ROCE and ROOCE can also give misleading messages from time to time. Companies with heavily depreciated assets can have overstated profits (because depreciation is too low) and understated capital employed (because assets are heavily depreciated) which can give them what seems like an attractive ROCE which will fall – perhaps by a lot – when the assets are replaced.

The new accounting standard on operating leases means that rented buildings and equipment now have to be shown on the balance sheet. I welcome this but investors need to be wary of its pitfalls.

For me, the key issue I have is that it is only the present value of the future committed lease payments that is shown on the balance sheet. This could mean that a company has a very large asset (such as a building) with only one year of its remaining rental agreement to go and therefore just slightly less than the value of one year’s rent shown on its balance sheet (because it is discounted to its present value). 

This means that the value of the asset on its balance sheet will bear no resemblance to a comparable asset that is owned outright by a similar company. If the rental agreement is then extended for 20 years then the capital employed of the business will increase significantly in the following year and ROCE will fall.

 

Cash return on cash capital employed (CROCCE)

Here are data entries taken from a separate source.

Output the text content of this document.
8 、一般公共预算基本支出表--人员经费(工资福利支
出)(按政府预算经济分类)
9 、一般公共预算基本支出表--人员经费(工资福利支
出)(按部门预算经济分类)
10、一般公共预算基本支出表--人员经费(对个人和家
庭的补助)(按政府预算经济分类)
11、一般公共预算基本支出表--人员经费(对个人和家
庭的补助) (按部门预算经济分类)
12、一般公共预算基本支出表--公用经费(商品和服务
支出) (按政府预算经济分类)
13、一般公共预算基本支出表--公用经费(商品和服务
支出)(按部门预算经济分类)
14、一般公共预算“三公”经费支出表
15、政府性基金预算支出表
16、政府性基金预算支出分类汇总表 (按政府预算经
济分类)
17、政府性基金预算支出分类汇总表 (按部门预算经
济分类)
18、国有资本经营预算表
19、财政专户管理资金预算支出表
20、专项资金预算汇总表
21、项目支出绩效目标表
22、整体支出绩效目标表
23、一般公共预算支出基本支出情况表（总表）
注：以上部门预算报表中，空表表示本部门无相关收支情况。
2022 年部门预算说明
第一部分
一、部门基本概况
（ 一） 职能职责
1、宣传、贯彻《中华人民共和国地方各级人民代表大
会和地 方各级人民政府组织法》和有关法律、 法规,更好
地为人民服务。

An alternative to ROCE which gets round issues such as depreciation which can impact on profits and capital employed is to calculate what is known as the cash return on cash capital employed (CROCCE). This is done by taking EBITDA as the cash profit and adding cumulative depreciation and amortisation to the capital employed figure.

I’ve done the calculation for Ashtead which is shown in the table.

Ashtead: Cash return on cash capital employed 

 

2020

2019

2018

2017

2016

2015

2014

2013

Ebitda

2,375.8

2,106.6

1,733.1

1,504.4

1,183.4

908.4

689.3

519.3

         

Capital employed

9,902

7,666

6,087

5,554

4,236

3,345

2,306

1,961

Cumulative depreciation

4164.7

3319.5

2497.9

2075.5

1472.5

1297.2

1008.6

929.3

Cumulative amortisation

300.1

231

170.5

134.3

96.1

58.7

40.5

33

Cash capital employed

14,367

11,217

8,755

7,764

5,805

4,701

3,355

2,923

CROCCE

16.5%

18.8%

19.8%

19.4%

20.4%

19.3%

20.5%

17.8%

         

D&A

1,152.2

893.7

739.1

635.1

483.8

367.3

285.7

234.8

as % of Ebitda

48.5%

42.4%

42.6%

42.2%

40.9%

40.4%

41.4%

45.2%

         

Cumulative D&A

4464.8

3550.5

2668.4

2209.8

1568.6

1355.9

1049.1

962.3

As % of cash capital employed

31.1%

31.7%

30.5%

28.5%

27.0%

28.8%

31.3%

32.9%

Sources: FactSet/annual reports/Investors Chronicle

Intuitively I can see the appeal of this – comparing cash coming in with cash invested. However, putting aside the view that Ebitda is not the same as cash flow it is a measure I have my doubts about.

First and foremost, I have always believed that a measure of profit used in a return calculation has to be based on what can be paid out to investors (ignoring tax for now). For me, this has to come with some charge for the replacement of assets or stay in business capex. Ebitda fails on this as the money spent on replacement goes into the cash invested and does not reduce profit as depreciation (a proxy for replacement capex) does with operating profit. Ebitda would be fine if the investor accepted that the company was not going to eventually replace its assets which is rarely the case.

CROCCE also flatters companies that are asset intensive with high depreciation expenses. This is one of the reasons why I suspect you see it used by pub companies. For these companies, CROCCE tends to be a bigger number than ROCE as depreciation and amortisation is a bigger proportion of EBITDA than cumulative depreciation and amortisation is of cash capital employed. This is also the case with Ashtead.

That said, I see CROCCE as giving a useful insight to the investor looking at the returns that a company might make over the life of its main assets.